Секвенирование по Сэнгеру

1.Получение последовательности ДНК на основании данных, полученных из капиллярного секвенатора

исходный файл с прямой последовательностью

исходный файл с обратной последовательностью

Файл с консенсусной последовательностью

Файл с выравниванием последовательностей

Работа с хроматограммами проводилась в программе Chromas, т.к. GeneStudio (по непонятным мне причинам) считал один из исходных файлов пустым, а также на некоторых участках хроматограммы не отображал последовательность.
В Chromas обратная последовательность была "перевёрнута и сделана комплементарной", потом были скачаны прямая и 'перевёрнутая' обратная последовательности в fasta и выравнены с помощью needle (выравнивание исходных последовательностей), чтобы было понятно, какие участки ДНК можно проверять с помощью второй последовательности.
Удаление нечитаемых 5' и 3'-концов:Б
В прямой последовательности: 5'-конец - я бы удалила первые 17 нуклеотидов (Chromas убрал 21), 3'-конец - на мой взгляд всё чётко видно (программа убрала 3 последних нукдеотида)
В обратной последовательности (уже развернутой и комплементарной): 5'-конец - я бы ничего не удаляла (Chromas согласен), 3'-конец - на мой взгляд нужно удалить 36 нуклеотидов (программа убрала 88)
В целом хроматограммs довольно хорошо чита.тся, уровень шума низкий (на глаз), редактировались в основном полиморфизмы.

Проблемные нуклеотиды

1)На рис.1 изображён участок обратной цепи, выделенный нуклеотид я посчитала проблемным, поскольку не очень понятно к чему относится смещённый пик, это полиморфизм или ошибка фореза. На рис.2 изображён тот же участок но уже прямой цепи, и здесь пик не смещён, т.е. это был полиморфизм(Y). (решение Chromas по данному нуклеотиду - N)

обратная цепь

Рис.1 обратная цепь

прямая цепь

Рис.2 прямая цепь

2)На рис.3 изображён участок обратной цепи, ситуация аналогична предыдущей. На рис.4 - тот же участок но уже прямой цепи, пик не смещён, т.е. это был полиморфизм(K). (программа приняла такое же решение)

обратная цепь

Рис.3 обратная цепь

прямая цепь

Рис.4 прямая цепь

3)4)На рис.5 - участок прямой цепи, здесь сразу два непонятных места.
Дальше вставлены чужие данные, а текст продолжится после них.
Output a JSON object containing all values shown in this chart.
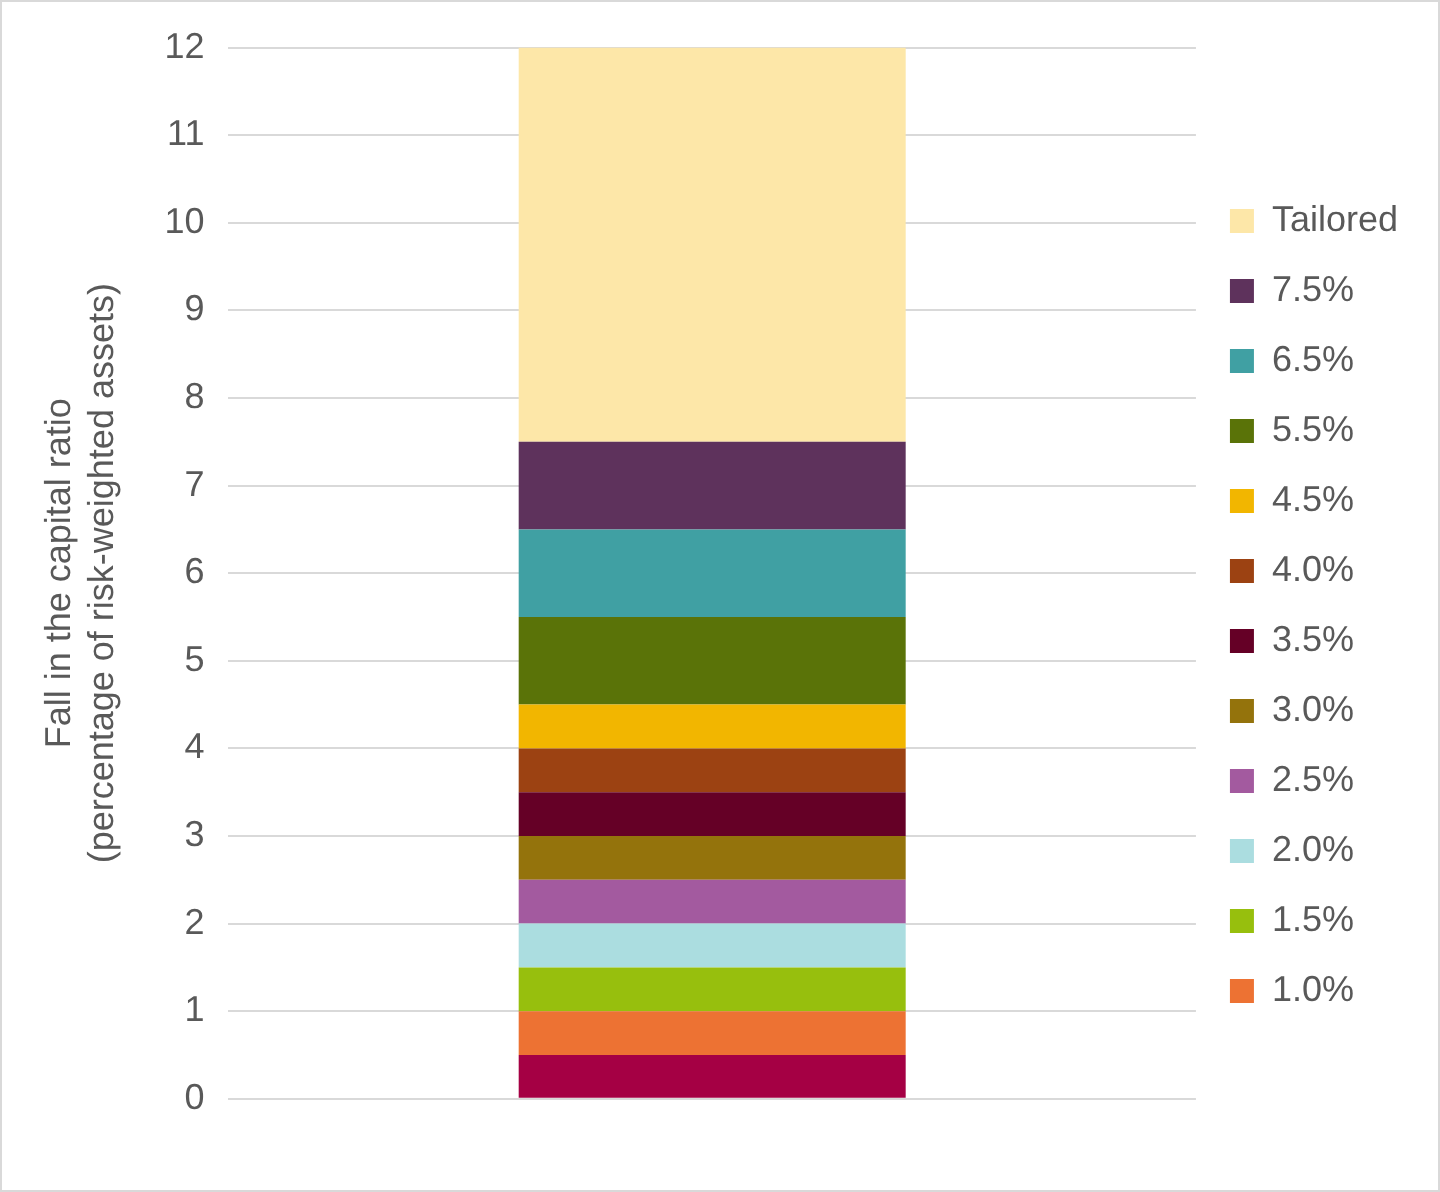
{
  "chart_data": {
    "type": "bar",
    "ylabel": "Fall in the capital ratio\n(percentage of risk-weighted assets)",
    "categories": [
      null
    ],
    "stacked": true,
    "ylim": [
      0,
      12
    ],
    "yticks": [
      0,
      1,
      2,
      3,
      4,
      5,
      6,
      7,
      8,
      9,
      10,
      11,
      12
    ],
    "grid": "y",
    "legend": "right",
    "series": [
      {
        "color": "#a50044",
        "values": [
          0.5
        ]
      },
      {
        "name": "1.0%",
        "color": "#ed7233",
        "values": [
          0.5
        ]
      },
      {
        "name": "1.5%",
        "color": "#97bf0d",
        "values": [
          0.5
        ]
      },
      {
        "name": "2.0%",
        "color": "#abdde0",
        "values": [
          0.5
        ]
      },
      {
        "name": "2.5%",
        "color": "#a35a9f",
        "values": [
          0.5
        ]
      },
      {
        "name": "3.0%",
        "color": "#94730c",
        "values": [
          0.5
        ]
      },
      {
        "name": "3.5%",
        "color": "#650026",
        "values": [
          0.5
        ]
      },
      {
        "name": "4.0%",
        "color": "#9c4212",
        "values": [
          0.5
        ]
      },
      {
        "name": "4.5%",
        "color": "#f2b600",
        "values": [
          0.5
        ]
      },
      {
        "name": "5.5%",
        "color": "#5a7308",
        "values": [
          1
        ]
      },
      {
        "name": "6.5%",
        "color": "#40a0a3",
        "values": [
          1
        ]
      },
      {
        "name": "7.5%",
        "color": "#5e325c",
        "values": [
          1
        ]
      },
      {
        "name": "Tailored",
        "color": "#fde7a8",
        "values": [
          4.5
        ]
      }
    ]
  }
}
Во-первых, расстояние между пиками G и A больше среднего, возможно там должен стоять нуклеотид. Но нет, см рис.6: пики чёткие и расстояние нормальное. Во-вторых, пики аденинов (рис.5) частично слиты, что наводит на мысль об ошибке. Но опять же смотрим обратную цепь (рис.6) с 4 чёткими пиками аденинов, значит эта неточность фореза не привела к ошибке.

обратная цепь

Рис.5 прямая цепь

прямая цепь

Рис.6 обратная цепь

5)На рис.7 - участок прямой цепи, где мы опять видим несколько слившихся пиков, и возможно в ДНК больше нуклеотидов, чем выдала программа. Смотрим на обратную цепь (рис.8), действительно, один аденин был пропущен.
Неточности на данном участке прямой цепи, не очень удивительны, т.к. он расположен довольно близко к 5'-концу.

обратная цепь

Рис.7 прямая цепь

прямая цепь

Рис.8 обратная цепь

2.Нечитаемый фрагмент хроматограммы

нечитаемая хроматограмма

Рис.9 фрагмент хроматограммы

Я выбрала хроматограмму из паки bad/NN_G10.ab1. На рис.9 представлен её участок, Chromas не справился с его прочтением, я тоже, т.к. пики накладываются друг на друга, и совершенно непонятно, какую букву им присвоить. Возможно, наложение пиков происходит, потому что в образце было 2 разные ДНК.